Ownership_3x5 Leadership

By Pete Fovargue

When I turned 16, I bought a red 1990 Dodge Dakota.

I washed that truck several times each month and did all of the routine maintenance. I drove it carefully and was reluctant to let anyone else drive it, even my parents. I was proud of my ride. That truck was a major step toward adulthood and the responsibility that comes with it. I felt complete ownership for my truck because my parents were clear. If you want a car, you buy it. If you want to drive your car, you pay for the gas. All of the costs and benefits were mine alone.

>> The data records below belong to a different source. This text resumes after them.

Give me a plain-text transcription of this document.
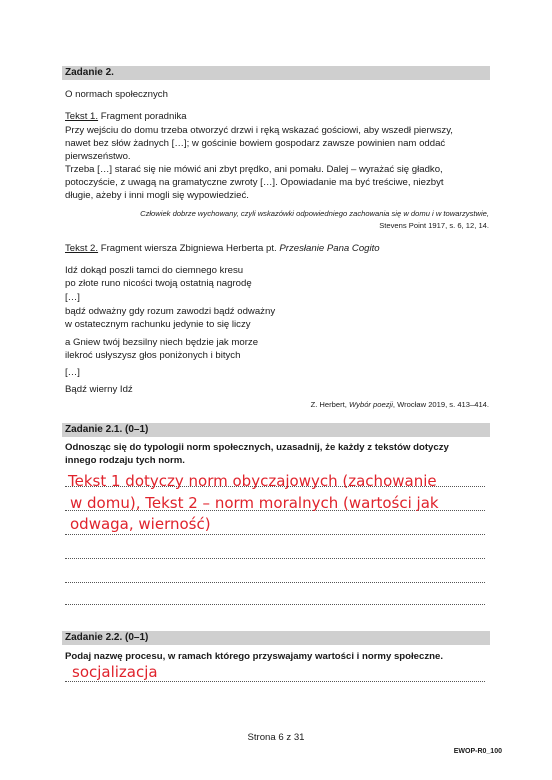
Zadanie 2.
O normach społecznych
Tekst 1. Fragment poradnika
Przy wejściu do domu trzeba otworzyć drzwi i ręką wskazać gościowi, aby wszedł pierwszy,
nawet bez słów żadnych […]; w gościnie bowiem gospodarz zawsze powinien nam oddać
pierwszeństwo.
Trzeba […] starać się nie mówić ani zbyt prędko, ani pomału. Dalej – wyrażać się gładko,
potoczyście, z uwagą na gramatyczne zwroty […]. Opowiadanie ma być treściwe, niezbyt
długie, ażeby i inni mogli się wypowiedzieć.
Człowiek dobrze wychowany, czyli wskazówki odpowiedniego zachowania się w domu i w towarzystwie,
Stevens Point 1917, s. 6, 12, 14.
Tekst 2. Fragment wiersza Zbigniewa Herberta pt. Przesłanie Pana Cogito
Idź dokąd poszli tamci do ciemnego kresu
po złote runo nicości twoją ostatnią nagrodę
[…]
bądź odważny gdy rozum zawodzi bądź odważny
w ostatecznym rachunku jedynie to się liczy
a Gniew twój bezsilny niech będzie jak morze
ilekroć usłyszysz głos poniżonych i bitych
[…]
Bądź wierny Idź
Z. Herbert, Wybór poezji, Wrocław 2019, s. 413–414.
Zadanie 2.1. (0–1)
Odnosząc się do typologii norm społecznych, uzasadnij, że każdy z tekstów dotyczy
innego rodzaju tych norm.
Tekst 1 dotyczy norm obyczajowych (zachowanie
w domu), Tekst 2 – norm moralnych (wartości jak
odwaga, wierność)
Zadanie 2.2. (0–1)
Podaj nazwę procesu, w ramach którego przyswajamy wartości i normy społeczne.
socjalizacja
Strona 6 z 31
EWOP-R0_100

Ownership isn’t tied to a thing like a truck, it is tied to an environment. How many people change the oil in a rental car? For a rental car, it is completely different. You pay for the privilege to not care about the car itself, just the transportation it provides. You can forget about the responsibility of dings and scratches, just pay a small fee for insurance. You don’t care if the car gets regular oil changes.  You only care that it works for your week long vacation.

When ownership is part of the work environment, everyone does their fair share. The leader doesn’t have to fix problems daily. The person with ownership won’t allow things to break in the first place. They keep out a watchful eye because they feel responsible.

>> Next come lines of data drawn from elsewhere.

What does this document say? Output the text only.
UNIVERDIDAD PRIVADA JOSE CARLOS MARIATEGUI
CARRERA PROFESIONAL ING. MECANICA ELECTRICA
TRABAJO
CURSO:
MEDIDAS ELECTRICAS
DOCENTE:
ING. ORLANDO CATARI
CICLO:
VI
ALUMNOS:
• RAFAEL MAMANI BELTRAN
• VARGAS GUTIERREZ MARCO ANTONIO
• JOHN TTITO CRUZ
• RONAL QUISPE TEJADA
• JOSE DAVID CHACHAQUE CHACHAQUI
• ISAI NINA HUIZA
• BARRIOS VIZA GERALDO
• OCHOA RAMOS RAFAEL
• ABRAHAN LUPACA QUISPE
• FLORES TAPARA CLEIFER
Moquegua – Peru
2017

The leader is no longer burdened with trivial decisions. The leader doesn’t have to pressure their team to get things done. Ownership creates the ideal work environment where each person does their part.

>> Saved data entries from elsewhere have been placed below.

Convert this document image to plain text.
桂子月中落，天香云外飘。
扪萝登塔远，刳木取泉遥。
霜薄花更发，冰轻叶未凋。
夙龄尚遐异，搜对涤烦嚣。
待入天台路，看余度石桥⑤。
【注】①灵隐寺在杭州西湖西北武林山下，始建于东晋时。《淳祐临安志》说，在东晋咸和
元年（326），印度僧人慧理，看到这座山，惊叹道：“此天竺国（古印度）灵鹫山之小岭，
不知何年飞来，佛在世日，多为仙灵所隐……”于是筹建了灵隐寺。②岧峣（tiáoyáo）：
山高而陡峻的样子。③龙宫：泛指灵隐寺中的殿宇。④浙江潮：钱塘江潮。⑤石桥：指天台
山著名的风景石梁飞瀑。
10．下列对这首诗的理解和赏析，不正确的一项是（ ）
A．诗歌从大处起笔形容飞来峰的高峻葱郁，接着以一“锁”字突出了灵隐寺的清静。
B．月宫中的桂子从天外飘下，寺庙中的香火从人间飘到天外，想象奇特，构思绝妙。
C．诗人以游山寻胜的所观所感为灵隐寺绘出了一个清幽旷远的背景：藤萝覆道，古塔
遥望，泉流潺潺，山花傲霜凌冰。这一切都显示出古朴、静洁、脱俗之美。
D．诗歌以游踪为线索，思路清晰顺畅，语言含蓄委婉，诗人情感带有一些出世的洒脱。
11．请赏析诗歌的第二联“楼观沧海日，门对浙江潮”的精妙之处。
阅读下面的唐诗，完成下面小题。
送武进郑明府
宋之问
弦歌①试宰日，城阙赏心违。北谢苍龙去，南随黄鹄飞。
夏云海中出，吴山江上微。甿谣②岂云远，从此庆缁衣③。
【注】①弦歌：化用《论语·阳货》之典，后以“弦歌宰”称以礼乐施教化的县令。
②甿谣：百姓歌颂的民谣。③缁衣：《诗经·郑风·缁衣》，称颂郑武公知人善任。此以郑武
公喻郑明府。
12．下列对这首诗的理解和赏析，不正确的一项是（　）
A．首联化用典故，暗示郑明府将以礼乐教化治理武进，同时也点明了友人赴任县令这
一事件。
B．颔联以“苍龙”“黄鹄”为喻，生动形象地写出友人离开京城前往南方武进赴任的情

You cannot give someone ownership; you can assign responsibility, but cannot force them to actually take ownership. You can certainly take ownership away, however. You have to create an environment where responsibility is clear and everyone has the tools that they need.

As a leader, you constrain your team by giving them direction. To improve the likelihood of ownership you must enable them to make decisions. It is best to help your people feel that the majority of the decisions are theirs alone to make.

I offer this list to gauge yours and your peoples’ levels of ownership:

7 Items to Gauge Ownership

  1. What is done: What independent decisions can you make daily? Do you receive a “to do” list from your boss?
  2. How it is done: How much creative freedom do you have to meet the goal?
  3. Who it is done with: Can you pick who you work with?
  4. The order it is done: Is a prescribed order required to sync up with other people’s efforts?
  5. When work hours are: Can you start early to finish early? Can you show up late if you have a personal conflict?
  6. Where it is done: Can it be done at home, a coffee shop, or another country?
  7. The deadline: Does your boss set every deadline or can you prioritize your own work?

The more items that you can decide on indicates your freedom at work. The goal is to give your team at least 50% of control over their assigned tasks. You prescribe more of the decisions when failure is not an option or there is little trust established yet. Over time, you should work toward giving more freedom to your team. Use the list of seven items to gauge the control your team has.

To Assess the Level of Ownership on Your Team, Use the Same 7 Items

Are you creating an environment where ownership is possible? If your team cannot make the decision on at least 4 of the items (at least 50%), you are not allowing them to take ownership. You cannot expect someone to feel responsible for their project if they cannot make it their own.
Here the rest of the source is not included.